3)We put Cannabis genomes public in record time. In 2011, we sequenced Chemdawg and put it public in 60 days. This was the first Cannabis genome ever sequenced and placed public. We repeated this with Jamaican Lion with the generous support of the Dash Cryptocurrency. Proof of this sequence was not only funded by a distributed ledger but also hashed onto a distributed ledger (blockchain) to ensure immutable and rapid publication of a cannabis genome. The Funding of this project is public and on a distributed ledger. The Electronic lab notebook for the project is public and key experiments hashed into a blockchain. The Peer Review is public and hashed onto a blockchain. This is the most audit-friendly genomics project in history and it is public.

Dont believe us? What do experts in the sequencing field say about us?


Our team has a long history of open source publishing while making and publishing tools to weaken gene patents.

We would not do any of this if our plans were to become a breeder and compete with you.

These actions are in stark contrast to the galaxy which has no peer review with founders that have close to no publication record (n=1).


Claim examples from Lewis et al.

1. A Cannabis plant, or an asexual clone of said Cannabis plant, or a plant part, tissue, or cell thereof, which produces a female inflorescence, said inflorescence comprising: a) a tetrahydrocannabinol (THC) content that is at least 3%; b) a cannabidiol (CBD) content that is at least 3%; c) a terpene profile in which myrcene is not the dominant terpene; and d) a terpene oil content greater than about 1%; wherein the contents of THC and CBD comprise acidic and decarboxylated cannabinoids as measured by high performance liquid chromatography (HPLC) and calculated based on dry weight of the inflorescence; wherein the terpene profile is defined as terpinolene, alpha phellandrene, beta ocimene, carene, limonene, gamma terpinene, alpha pinene, alpha terpinene, beta pinene, fenchol, camphene, alpha terpineol, alpha humulene, beta caryophyllene, linalool, caryophyllene oxide, and myrcene, and wherein the terpene oil content is the additive content of the terpenes in the terpene profile; wherein the terpene contents are measured by gas chromatography-flame ionization detection (GC-FID) and calculated based on dry weight of the inflorescence; wherein a representative sample of seed producing said plants has been deposited under NCIMB Nos. 42254, 42255, 42256, and 42258.

A partial List of Cannabis patents issued to date

Published Cannabis patent applications


Types of Plant Protection

Plant Patents: These cover Asexually reproduced clones (not tubers) and are quite narrow. While the patents do not require DNA sequence to submit, they likely will required DNA sequence to enforce and DNA is the best mechanism to prove clonality.

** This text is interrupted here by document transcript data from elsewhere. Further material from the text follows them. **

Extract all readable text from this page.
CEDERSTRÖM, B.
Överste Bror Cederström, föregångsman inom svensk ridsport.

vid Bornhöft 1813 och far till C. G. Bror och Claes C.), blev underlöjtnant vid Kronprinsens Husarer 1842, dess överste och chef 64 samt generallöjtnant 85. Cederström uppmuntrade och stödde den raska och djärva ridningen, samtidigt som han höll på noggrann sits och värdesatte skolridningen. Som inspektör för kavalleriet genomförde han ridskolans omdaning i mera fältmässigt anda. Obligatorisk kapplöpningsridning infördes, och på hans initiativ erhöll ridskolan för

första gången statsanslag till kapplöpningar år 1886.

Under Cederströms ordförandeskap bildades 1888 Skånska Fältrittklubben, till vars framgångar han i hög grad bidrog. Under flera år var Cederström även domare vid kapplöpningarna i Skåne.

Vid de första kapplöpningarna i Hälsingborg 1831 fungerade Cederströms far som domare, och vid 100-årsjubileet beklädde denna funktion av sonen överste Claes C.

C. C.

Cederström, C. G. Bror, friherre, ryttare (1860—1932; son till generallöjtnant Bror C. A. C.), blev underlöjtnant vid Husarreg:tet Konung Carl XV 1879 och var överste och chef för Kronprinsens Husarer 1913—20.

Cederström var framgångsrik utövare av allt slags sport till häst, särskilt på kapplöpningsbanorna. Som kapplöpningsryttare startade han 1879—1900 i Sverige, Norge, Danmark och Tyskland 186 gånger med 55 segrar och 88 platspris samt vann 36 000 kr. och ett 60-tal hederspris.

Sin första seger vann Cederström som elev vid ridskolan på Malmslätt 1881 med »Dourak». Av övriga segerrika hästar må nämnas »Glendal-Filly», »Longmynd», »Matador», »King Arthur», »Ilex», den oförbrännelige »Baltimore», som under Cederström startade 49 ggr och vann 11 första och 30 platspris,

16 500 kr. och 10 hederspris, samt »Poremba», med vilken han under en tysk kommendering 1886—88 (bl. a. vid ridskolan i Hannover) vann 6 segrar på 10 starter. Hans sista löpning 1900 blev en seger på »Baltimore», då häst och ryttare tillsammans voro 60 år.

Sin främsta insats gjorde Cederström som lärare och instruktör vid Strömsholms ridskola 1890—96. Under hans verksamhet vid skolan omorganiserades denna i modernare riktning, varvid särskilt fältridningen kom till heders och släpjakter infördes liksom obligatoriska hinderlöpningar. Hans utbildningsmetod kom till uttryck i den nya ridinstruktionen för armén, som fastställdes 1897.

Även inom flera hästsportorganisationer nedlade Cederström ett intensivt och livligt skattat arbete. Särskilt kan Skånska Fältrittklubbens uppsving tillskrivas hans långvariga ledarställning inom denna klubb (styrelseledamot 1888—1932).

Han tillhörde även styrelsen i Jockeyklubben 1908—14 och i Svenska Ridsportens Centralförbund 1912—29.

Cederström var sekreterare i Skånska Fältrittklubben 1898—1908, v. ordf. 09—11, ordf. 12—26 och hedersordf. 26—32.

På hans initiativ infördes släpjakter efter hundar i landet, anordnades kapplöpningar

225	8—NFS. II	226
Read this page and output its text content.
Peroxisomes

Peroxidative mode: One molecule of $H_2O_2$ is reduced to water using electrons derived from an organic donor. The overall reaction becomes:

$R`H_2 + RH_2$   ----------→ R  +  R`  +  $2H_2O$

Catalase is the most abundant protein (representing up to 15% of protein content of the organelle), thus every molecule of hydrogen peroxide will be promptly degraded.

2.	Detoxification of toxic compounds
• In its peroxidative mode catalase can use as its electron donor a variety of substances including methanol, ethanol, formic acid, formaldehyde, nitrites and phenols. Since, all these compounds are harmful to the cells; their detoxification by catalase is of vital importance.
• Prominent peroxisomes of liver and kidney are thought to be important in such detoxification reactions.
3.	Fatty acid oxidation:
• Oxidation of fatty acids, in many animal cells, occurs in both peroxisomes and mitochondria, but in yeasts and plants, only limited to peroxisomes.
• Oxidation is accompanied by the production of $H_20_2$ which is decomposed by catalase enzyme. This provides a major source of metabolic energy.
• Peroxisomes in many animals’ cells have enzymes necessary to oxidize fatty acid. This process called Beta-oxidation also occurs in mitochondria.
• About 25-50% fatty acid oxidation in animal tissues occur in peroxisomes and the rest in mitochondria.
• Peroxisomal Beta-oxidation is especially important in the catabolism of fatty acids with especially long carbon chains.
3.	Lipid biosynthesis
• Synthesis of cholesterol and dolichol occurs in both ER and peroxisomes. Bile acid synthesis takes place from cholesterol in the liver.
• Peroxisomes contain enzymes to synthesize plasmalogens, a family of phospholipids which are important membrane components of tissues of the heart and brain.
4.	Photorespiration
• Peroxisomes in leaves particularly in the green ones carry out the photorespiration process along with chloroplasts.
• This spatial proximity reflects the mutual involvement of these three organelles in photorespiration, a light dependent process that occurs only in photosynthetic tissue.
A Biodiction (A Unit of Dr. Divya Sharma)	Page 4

Plant Variety Protection Act: This covers sexually reproduced plants or seeds and these USDA recently opened up the process for hemp after the 2018 Farm Bill. These seeds need to be stabilized for them to achieve Variety status and USDA requires seed submissions to confirm this.

Plant Utility Patent: These are the broadest form of patents. They do not require DNA sequence but it certainly can help. The Biotech Institute LLC patent has a genotype and a chemotype in the first claim.

Technologies are being developed to make Double Haploid seeds that are clonal. It likely these may be protectable by all three methods.